Hal Higdon's Winter Training Plan: This is a training plan for runners living in cold-weather areas who can train either indoors or outdoors. But it can be used by runners living in warm-weather climates as well. The program lasts 13 weeks and can be used during a time of the year when runners do need some extra motivation to maintain training, if only because the days are shorter. Lack of sunshine can be as much a downer as ice and snow on the road. Each day you will receive an email message with three segments: 1) an outdoor running workout, 2) an indoor running workout, and 3) information related to many subjects from stretching and strength training to integrating these workouts with your running routine. You pick and choose what to run each day, either indoors or out. For more information on training, visit halhigdon.com.

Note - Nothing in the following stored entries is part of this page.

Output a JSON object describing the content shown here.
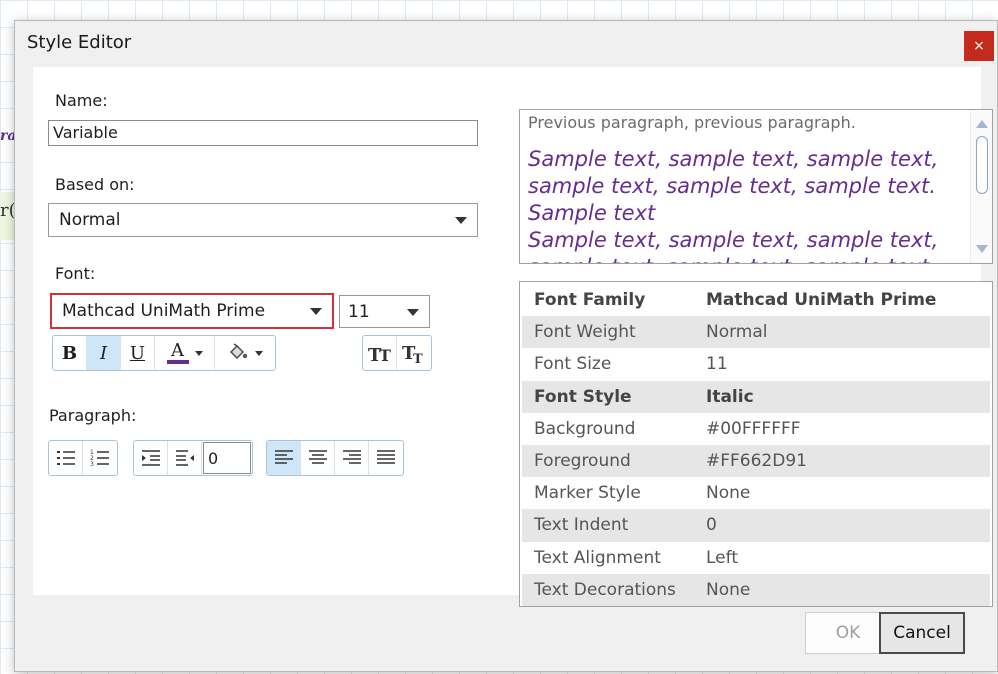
{
  "background": {
    "frag_top": "ra",
    "frag_mid": "r("
  },
  "dialog": {
    "title": "Style Editor",
    "close_glyph": "×"
  },
  "form": {
    "name_label": "Name:",
    "name_value": "Variable",
    "based_on_label": "Based on:",
    "based_on_value": "Normal",
    "font_label": "Font:",
    "font_family_value": "Mathcad UniMath Prime",
    "font_size_value": "11",
    "paragraph_label": "Paragraph:",
    "indent_value": "0"
  },
  "toolbar": {
    "bold": "B",
    "italic": "I",
    "underline": "U",
    "font_color": "A",
    "font_color_swatch": "#662D91"
  },
  "preview": {
    "previous_paragraph": "Previous paragraph, previous paragraph.",
    "sample_lines": [
      "Sample text, sample text, sample text,",
      "sample text, sample text, sample text.",
      "Sample text",
      "Sample text, sample text, sample text,",
      "sample text, sample text, sample text."
    ]
  },
  "properties": [
    {
      "key": "Font Family",
      "value": "Mathcad UniMath Prime",
      "bold": true
    },
    {
      "key": "Font Weight",
      "value": "Normal",
      "bold": false
    },
    {
      "key": "Font Size",
      "value": "11",
      "bold": false
    },
    {
      "key": "Font Style",
      "value": "Italic",
      "bold": true
    },
    {
      "key": "Background",
      "value": "#00FFFFFF",
      "bold": false
    },
    {
      "key": "Foreground",
      "value": "#FF662D91",
      "bold": false
    },
    {
      "key": "Marker Style",
      "value": "None",
      "bold": false
    },
    {
      "key": "Text Indent",
      "value": "0",
      "bold": false
    },
    {
      "key": "Text Alignment",
      "value": "Left",
      "bold": false
    },
    {
      "key": "Text Decorations",
      "value": "None",
      "bold": false
    }
  ],
  "footer": {
    "ok_label": "OK",
    "cancel_label": "Cancel"
  }
}
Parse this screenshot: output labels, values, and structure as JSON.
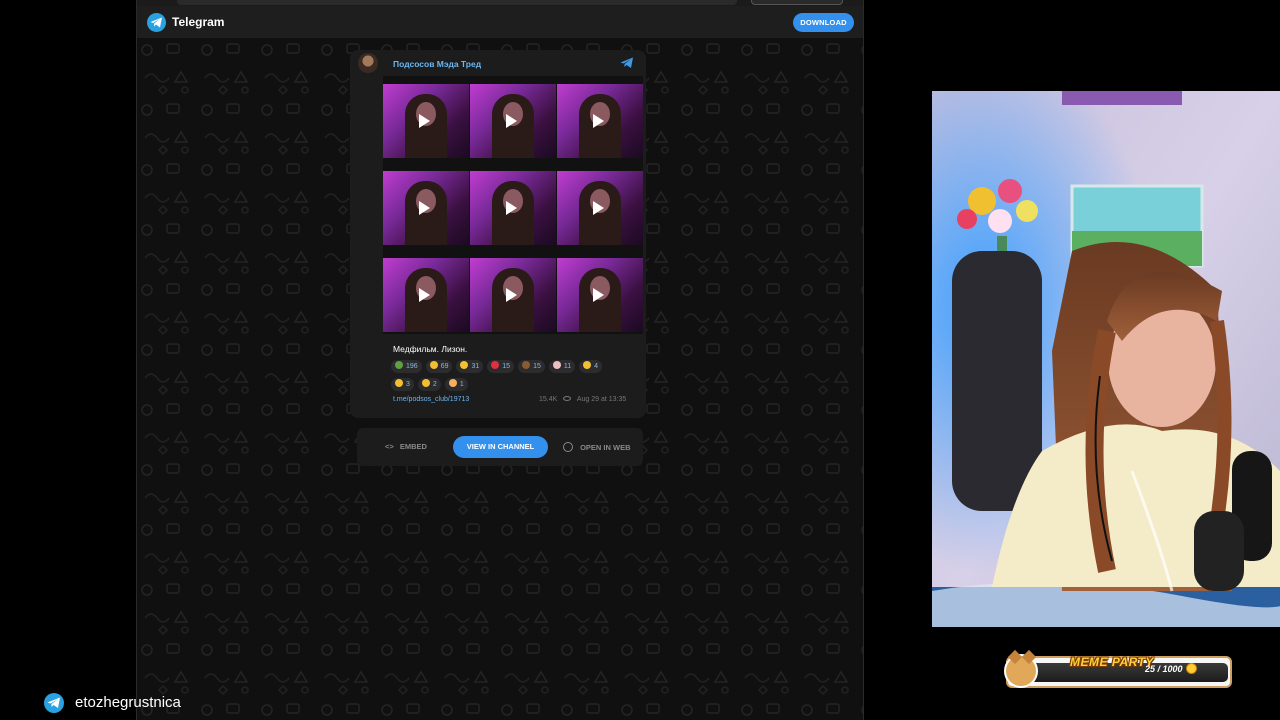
{
  "telegram": {
    "title": "Telegram",
    "download_label": "DOWNLOAD"
  },
  "post": {
    "channel_name": "Подсосов Мэда Тред",
    "text": "Медфильм. Лизон.",
    "reactions_row1": [
      {
        "icon": "nauseated-emoji",
        "count": "196",
        "color": "#5fa040"
      },
      {
        "icon": "grin-emoji",
        "count": "69",
        "color": "#f4c030"
      },
      {
        "icon": "smile-emoji",
        "count": "31",
        "color": "#f4c030"
      },
      {
        "icon": "heart-emoji",
        "count": "15",
        "color": "#e03040"
      },
      {
        "icon": "poop-emoji",
        "count": "15",
        "color": "#8a5a30"
      },
      {
        "icon": "clown-emoji",
        "count": "11",
        "color": "#f0c0c0"
      },
      {
        "icon": "thinking-emoji",
        "count": "4",
        "color": "#f4c030"
      }
    ],
    "reactions_row2": [
      {
        "icon": "scream-emoji",
        "count": "3",
        "color": "#f4c030"
      },
      {
        "icon": "laugh-emoji",
        "count": "2",
        "color": "#f4c030"
      },
      {
        "icon": "pray-emoji",
        "count": "1",
        "color": "#f4b060"
      }
    ],
    "link": "t.me/podsos_club/19713",
    "views": "15.4K",
    "date": "Aug 29 at 13:35"
  },
  "actions": {
    "embed_label": "EMBED",
    "view_label": "VIEW IN CHANNEL",
    "web_label": "OPEN IN WEB"
  },
  "overlay": {
    "meme_party_title": "MEME PARTY",
    "meme_party_progress": "25 / 1000",
    "social_handle": "etozhegrustnica"
  },
  "colors": {
    "telegram_blue": "#3390ec",
    "link_blue": "#6ab7f2",
    "background": "#000000"
  }
}
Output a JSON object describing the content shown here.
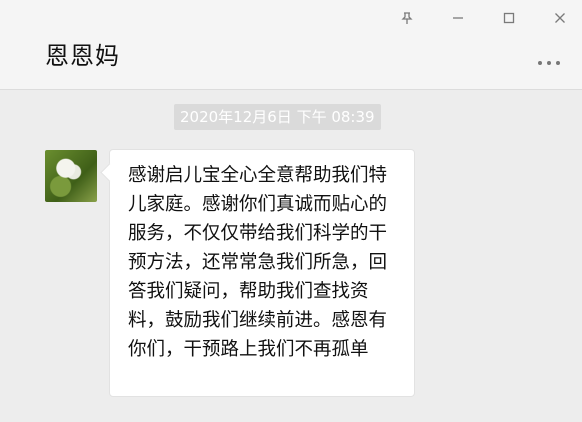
{
  "window": {
    "pin_icon": "pin-icon",
    "minimize_icon": "minimize-icon",
    "maximize_icon": "maximize-icon",
    "close_icon": "close-icon"
  },
  "chat": {
    "title": "恩恩妈",
    "more_icon": "more-icon"
  },
  "messages": [
    {
      "timestamp": "2020年12月6日 下午 08:39",
      "text": "感谢启儿宝全心全意帮助我们特儿家庭。感谢你们真诚而贴心的服务，不仅仅带给我们科学的干预方法，还常常急我们所急，回答我们疑问，帮助我们查找资料，鼓励我们继续前进。感恩有你们，干预路上我们不再孤单"
    }
  ],
  "colors": {
    "background": "#ededed",
    "bubble": "#ffffff",
    "timestamp_bg": "#dadada"
  }
}
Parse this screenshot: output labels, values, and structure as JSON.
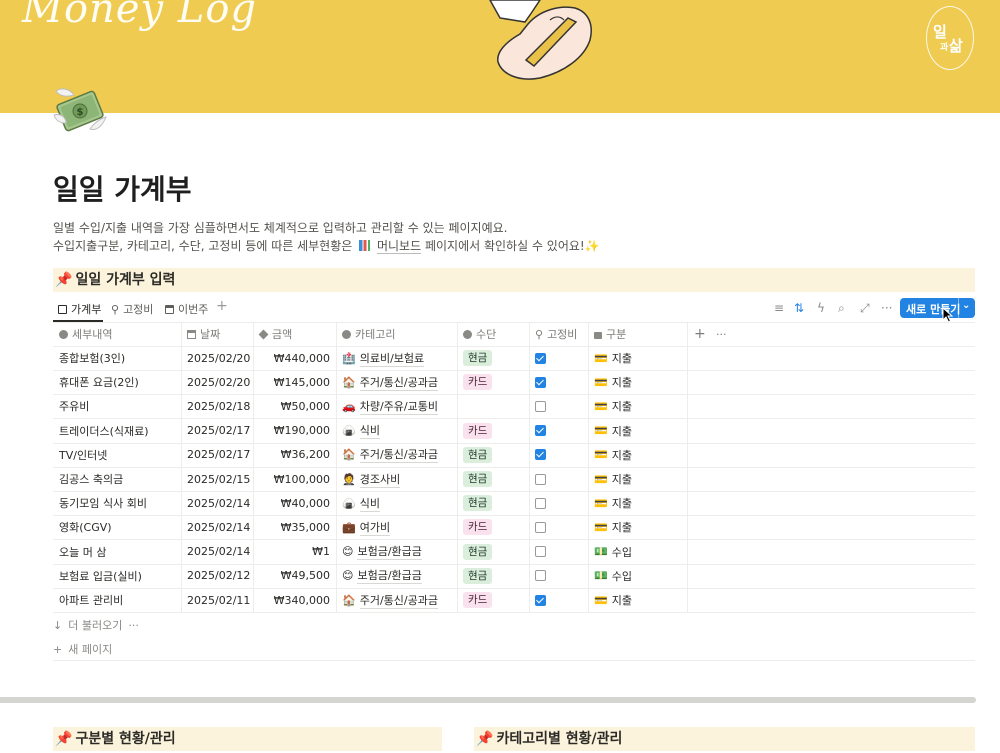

Outdoors: Welcome to my Winter Training Program. You can use these schedules whether you run outdoors or indoors or some combination of both. You can use them if your winter is cold, or warm. Winter is a time of year, but also a state of mind. For those running outdoors, run an easy 15 minutes today. For those running indoors, use the directions for indoor training below. Fifteen minutes is a relatively short time to run, so use the extra time to do some stretching and strength training.
Indoors: You can run today's workout indoors or outdoors. If you choose to run indoors, run 15 minutes on a treadmill at an easy pace, mainly as a warm-up for the other training you will do in the gym.
If you do your indoor training in a fitness center, hopefully the center offers an indoor pool. Take advantage of it and swim 15 minutes at a very gentle pace. Monday workouts should be easy to recover from the harder work you did on the weekends.
In my Winter Training Program, I have designated Tuesdays as the days you run for a somewhat longer length of time than other days of the week. Equate this to the sorta-long runs in my marathon training programs. Run 45 minutes at an easy pace. Please note that in estimating the miles people using this program might cover, I use 10:00 per mile as the base pace: thus, 45 minutes allows you to run 4.5 miles. If you run slower or faster, make the adjustment.
If you work out in a gym, there may be rules that prevent you from hogging a treadmill for 45 minutes. Or you may upset others waiting to use the 'mill. But there are other aerobic options in most fitness centers, everything from stair machines to indoor bikes.
Wednesdays in my 13-week Winter Training Program are easy days to rest from sorta-long runs on Tuesdays and to prepare to do a faster run on Thursdays. Run for 30 minutes, then head indoors to do some strength training. If you don't belong to a fitness center, push-ups and crunches work quite well to condition your upper body.
Remember: In this Winter Training Program, I am not asking you to do two running workouts a day, one indoors and one outdoors. I offer two separate (but similar) workouts to give you the choice. Some days you may prefer running indoors; some days, outdoors.